What an abundance of blessings they’ve left here for us. I feel as though our stories are linked together in a small way through this land, these blooms, this house, and their vision and homesteading dreams that have become the root of our own. Our initial year on the land, I grew half flowers and half veggies and herbs in my garden. By year two, I was growing 75% flowers and 25% herbs and vegetables. I enjoyed it immensely more because I realized that what I fill my garden with should be the plants that make me and my family the happiest. This summer, my garden is officially an English-cottage-inspired potage garden, overflowing with flowers and herbs all summer long. After all, it seems only fitting for my garden to develop alongside me as I embark on a new journey in herbalism and floral design. Like me, my garden, will continue to grow and evolve on this land.
Our new homestead continued to gift us with its safety and security as the new schoolyear began in the midst of a worldwide pandemic and presented a new set of challenges. Quite frankly, remote learning was a disaster. We ended up pulling our children from the district and traditionally homeschooling them and it was such a blessing. Do I have a teaching degree? No. Did I ever dream of homeschooling my children. Nope. But we embraced the opportunity and I embraced the role of homeschool mama. I converted an extra bedroom in the basement to a classroom and gave it everything I had for an entire year. I gave myself grace when I needed it and our family took breaks to the coast at our leisure. It was rewarding, challenging, and humbling all at the same time. That year of homeschool was invaluable. It taught my family many lessons that could have never been learned within the walls of a school. And for it all, I’m grateful.
This cedar house and the land that surrounds it has allowed me to quiet my mind, slow down my physical restlessness, and focus on what is really important to me. This house changed me. It made me want to lay down roots. To give those roots room to stretch. To let those roots reach more deeply into the earth than I’ve ever allowed them to before. It has been so nourishing for my mind, body, and soul.
There are no shortcuts in this lifestyle. It can’t be rushed. It comes in due time and not a moment before. But when it finally happened for us, it felt perfectly right. All the pieces fit. They still do.

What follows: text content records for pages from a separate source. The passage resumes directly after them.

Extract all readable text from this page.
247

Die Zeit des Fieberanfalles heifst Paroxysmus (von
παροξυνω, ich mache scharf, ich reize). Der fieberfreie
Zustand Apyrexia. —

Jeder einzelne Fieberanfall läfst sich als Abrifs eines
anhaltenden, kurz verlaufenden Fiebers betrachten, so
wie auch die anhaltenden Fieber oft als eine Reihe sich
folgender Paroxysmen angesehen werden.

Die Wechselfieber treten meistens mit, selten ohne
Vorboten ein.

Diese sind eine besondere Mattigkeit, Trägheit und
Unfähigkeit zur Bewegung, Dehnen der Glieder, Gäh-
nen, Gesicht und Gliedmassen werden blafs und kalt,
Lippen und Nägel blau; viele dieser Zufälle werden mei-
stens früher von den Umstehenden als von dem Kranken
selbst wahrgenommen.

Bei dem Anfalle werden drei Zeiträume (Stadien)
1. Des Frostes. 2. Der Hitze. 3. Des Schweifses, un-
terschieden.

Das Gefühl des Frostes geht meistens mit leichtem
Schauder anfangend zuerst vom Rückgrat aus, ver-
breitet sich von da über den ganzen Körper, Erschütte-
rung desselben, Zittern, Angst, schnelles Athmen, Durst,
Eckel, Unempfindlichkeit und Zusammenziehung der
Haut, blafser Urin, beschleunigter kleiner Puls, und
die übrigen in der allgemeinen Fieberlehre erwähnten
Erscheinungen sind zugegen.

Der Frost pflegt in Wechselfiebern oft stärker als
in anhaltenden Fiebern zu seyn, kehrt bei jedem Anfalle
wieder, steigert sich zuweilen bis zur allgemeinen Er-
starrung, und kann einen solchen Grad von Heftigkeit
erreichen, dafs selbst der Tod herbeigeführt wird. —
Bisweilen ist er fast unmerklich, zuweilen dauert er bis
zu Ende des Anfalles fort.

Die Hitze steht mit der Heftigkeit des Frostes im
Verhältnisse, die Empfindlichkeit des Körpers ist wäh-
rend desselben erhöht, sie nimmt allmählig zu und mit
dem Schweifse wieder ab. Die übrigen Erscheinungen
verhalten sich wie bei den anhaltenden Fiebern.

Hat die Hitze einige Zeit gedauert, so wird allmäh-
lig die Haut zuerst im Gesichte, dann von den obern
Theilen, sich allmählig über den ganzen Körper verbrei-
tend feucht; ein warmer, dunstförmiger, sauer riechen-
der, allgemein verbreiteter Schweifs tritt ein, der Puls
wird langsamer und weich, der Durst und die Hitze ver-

This move and lifestyle change shifted many other facets of who I am. It gave me new forks in the road and new paths to consider.
This land taught be something else. It taught me that slow living is not necessarily about doing things slowly. Not at all. It’s about being intentional with your time, energy, and resources. It’s about seeking out joy in the small moments, whatever they may be for your family. It’s about nurturing, making, creating, loving and giving. It’s about words of encouragement, small acts of kindness, and being more self-sufficient. It’s a lifestyle shift that doesn’t just happen on its own. It takes hard work and a leap of faith, but, goodness, is it ever rewarding.
So here I am. A continuous work of progress. I am learning. I am constantly evolving and developing. And I am becoming wiser to the fact that it is okay embrace new things. To follow your heart’s path. To let your inner self lead you. To be okay with changing something within you when you no longer feel like your best self. To realize you don’t need a background in the subject but that you can educate yourself. In fact, you don’t even have to know your final destination. Simply allow yourself to follow your heart and evolve with intention.
There has never been a better time than now to become a better version of you.